Multi-soliton solutions of the sine-Gordon equation with elliptic-function background

TL;DR

This paper derives multi-soliton solutions for the sine-Gordon equation with elliptic-function background using inverse scattering, expressing solutions via theta functions and analyzing background shifts caused by solitons.

Contribution

It introduces a novel method to obtain multi-soliton solutions with elliptic backgrounds using a $4\times4$ Lax pair and provides explicit solutions and background shift analysis.

Findings

Solutions expressed by theta function determinants

Background lattice shifts due to solitons determined

Explicit kink and breather solutions presented

Abstract

The multi-soliton solution of the sine-Gordon equation in the presence of elliptic-function background is derived by the inverse scattering method.

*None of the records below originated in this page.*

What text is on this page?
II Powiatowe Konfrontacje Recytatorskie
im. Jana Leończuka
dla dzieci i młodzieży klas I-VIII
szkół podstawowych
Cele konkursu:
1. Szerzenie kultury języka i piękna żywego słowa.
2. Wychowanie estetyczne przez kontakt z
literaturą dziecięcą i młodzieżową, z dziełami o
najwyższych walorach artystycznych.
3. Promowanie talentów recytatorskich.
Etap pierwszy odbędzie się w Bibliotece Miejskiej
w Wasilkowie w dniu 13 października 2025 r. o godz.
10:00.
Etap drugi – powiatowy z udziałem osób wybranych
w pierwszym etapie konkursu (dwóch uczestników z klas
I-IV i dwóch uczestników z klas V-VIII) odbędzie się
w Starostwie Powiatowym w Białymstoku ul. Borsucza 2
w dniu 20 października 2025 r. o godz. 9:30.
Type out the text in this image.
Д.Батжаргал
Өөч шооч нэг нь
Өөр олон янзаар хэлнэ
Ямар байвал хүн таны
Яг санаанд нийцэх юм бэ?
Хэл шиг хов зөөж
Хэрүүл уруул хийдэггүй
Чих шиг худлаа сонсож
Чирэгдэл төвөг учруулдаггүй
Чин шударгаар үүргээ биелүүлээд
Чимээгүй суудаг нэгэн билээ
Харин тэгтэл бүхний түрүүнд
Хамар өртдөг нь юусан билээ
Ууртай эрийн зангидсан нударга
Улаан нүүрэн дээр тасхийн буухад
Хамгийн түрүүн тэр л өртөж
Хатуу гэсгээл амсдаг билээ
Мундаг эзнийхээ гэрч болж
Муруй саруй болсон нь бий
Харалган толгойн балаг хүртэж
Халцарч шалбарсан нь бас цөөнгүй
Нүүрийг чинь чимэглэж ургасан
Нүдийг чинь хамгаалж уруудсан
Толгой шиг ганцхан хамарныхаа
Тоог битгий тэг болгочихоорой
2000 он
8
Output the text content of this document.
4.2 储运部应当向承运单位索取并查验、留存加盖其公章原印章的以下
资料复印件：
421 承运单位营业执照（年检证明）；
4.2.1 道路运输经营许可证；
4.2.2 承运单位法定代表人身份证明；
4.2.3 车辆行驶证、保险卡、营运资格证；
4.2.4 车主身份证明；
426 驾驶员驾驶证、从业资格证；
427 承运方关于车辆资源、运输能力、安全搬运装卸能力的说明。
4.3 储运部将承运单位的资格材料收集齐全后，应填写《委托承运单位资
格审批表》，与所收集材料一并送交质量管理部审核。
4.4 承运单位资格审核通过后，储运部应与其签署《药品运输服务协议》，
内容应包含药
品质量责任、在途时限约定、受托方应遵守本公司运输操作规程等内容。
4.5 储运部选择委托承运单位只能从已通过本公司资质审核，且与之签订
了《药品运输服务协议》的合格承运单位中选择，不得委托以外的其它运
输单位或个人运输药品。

The key tool in our formulation is the Lax pair written by $4\times4$ matrix differential operators given by Takhtadzhyan and Faddeev in 1974, which enables us to use the conventional form of the integral representation of the Jost solutions and Krichever's theory of commuting differential operators. As a by-product we also provide generalized orthogonality and completeness relations for eigenfunctions associated with indefinite inner product. The multi-soliton solution is expressed by a determinant of theta functions and the shift of the background lattice due to solitons is also determined using addition formula. One kink and one breather solutions are presented by animated gifs.